Does Pristiq treat nerve pain? (+5 options)

In this article, we will discuss the therapeutic efficacy of Pristiq in treating nerve pain. We will look at some research studies related to the efficacy of Pristiq in treating nerve pain. We will also shed some light on the ways to manage nerve pain if Pristiq does not help.

Does Pristiq treat nerve pain?

Pristiq may help treat nerve pain. Pristiq is an FDA-approved medication for the treatment of major depressive disorder. It may sometimes be used off-label for treating nerve pain comorbid with depression. 

Pristiq is a serotonin-norepinephrine reuptake inhibitor (SNRI) antidepressant. Pristiq works by blocking the reuptake of serotonin and norepinephrine in the synaptic cleft. This action increases the levels of these neurotransmitters in the brain that help maintain mental balance (1). 

Nerve or neuropathic pain is a broad term relating to chronic pain that is due to damage to the nervous system. Nerve pain could be due to various diagnoses, injuries, or etiologies leading to sharp, tingling, burning, or electric shocklike sensations (2).

Nerve pain can be treated with appropriate pharmacological interventions, physical therapies, and other approaches under the supervision and guidance of a medical practitioner. 

What does research suggest? 

Based on research studies, the use of Pristiq (desvenlafaxine) for neuropathic pain is very limited. Due to the pharmacokinetic properties of this medication, it may be considered useful in some patients with chronic nerve pain comorbid with depression (3). 

Pristiq does not affect P-glycoprotein nor is a sustrate of it. Pristiq also has no direct effect on the cytochrome P-450 system therefore, it has no interactions with other medications working via this mechanism. This action of Pristiq makes it stand out among other antidepressants in treating neuropathic pain (3).

Research studies have revealed that SNRI antidepressant medications including desvenlafaxine, duloxetine, and venlafaxine are increasingly used for chronic neuropathic pains (4). 

What is the link between antidepressants and nerve pain? 

There is no known connection or link between nerve pain and antidepressants. However, antidepressants have been effective and promising in treating chronic nerve pains based on various mechanisms (2). 

The most accepted connection that is related to the therapeutic efficacy of SNRI antidepressants on nerve pain is the impact of these drugs on the serotonin and norepinephrine neurotransmitters along the descending spinal pain pathways (2).

Various antidepressants belonging to different classes may exert their action on histamine receptors as well as through sodium channel modulation which is also beneficial in reducing nerve pain (2).  

How is nerve pain connected to depression?

Nerve pain is usually comorbid with depression. Studies have shown that about 57% of depressive patients have an increased risk of nerve pain as compared to the normal population (2). 

However, nerve pain comorbid with depression shares common symptoms such as fatigue, tiredness, and sleep disturbances which makes it difficult to assess and differentiate depression from nerve pain (2). 

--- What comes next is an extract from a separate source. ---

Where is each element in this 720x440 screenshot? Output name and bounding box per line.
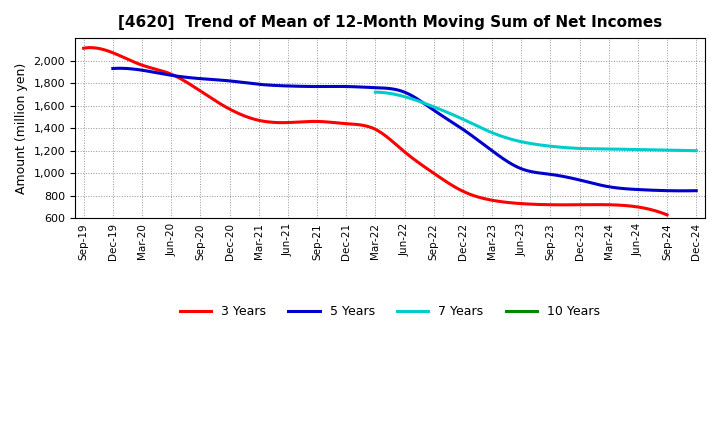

However, the most common hypothesis regarding this comorbidity is that depression precedes nerve pain and vice versa. Previous depression might exacerbate the potential of subsequent depression and induce a new onset of nerve pain in some patients (2). 

Therefore, considering antidepressant therapy for nerve pain is most common in patients who are already suffering from depression along with nerve pain. The dosing of antidepressants for nerve pain is much lower as compared to treating depression (2). 

What are the approved medications for nerve pain?

The following medications are approved for treating nerve pain in patients (3,5):

Antiepileptics- (first-line treatment) 

Other SNRIs- (first-line treatment)

Tricyclic antidepressants- (first-line treatment)

  • Amitriptaline (Elavil)
  • Nortriptyline (Aventyl)  

Topicals- (second-line treatment)

  • Lidocaine (5% patches)
  • Capsaicin cream (8% patches)

What to do if Pristiq does not help with nerve pain?

If you suspect that Pristiq is not helping with nerve pain, then you should consult your healthcare provider. 

If Pristiq is causing more harm than benefits with regards to treating nerve pain, then your doctor might consider switching you to other medications that can outweigh the benefits over risks and help in alleviating symptoms of nerve pain. 

Your doctor may also suggest some complementary treatments for nerve pain such as acupuncture, electrostimulation, herbal medicine, or supplementation which have proven beneficial in treating nerve pain in patients.  

However, I would recommend that if you feel that Pristiq is not working or is causing severe side effects, then do not stop taking the medication immediately without informing your doctor as it may cause severe consequences. 

Always keep your doctor in the loop and have transparent and honest discussions with your doctor about your symptoms and side effects to receive better and more efficient treatment.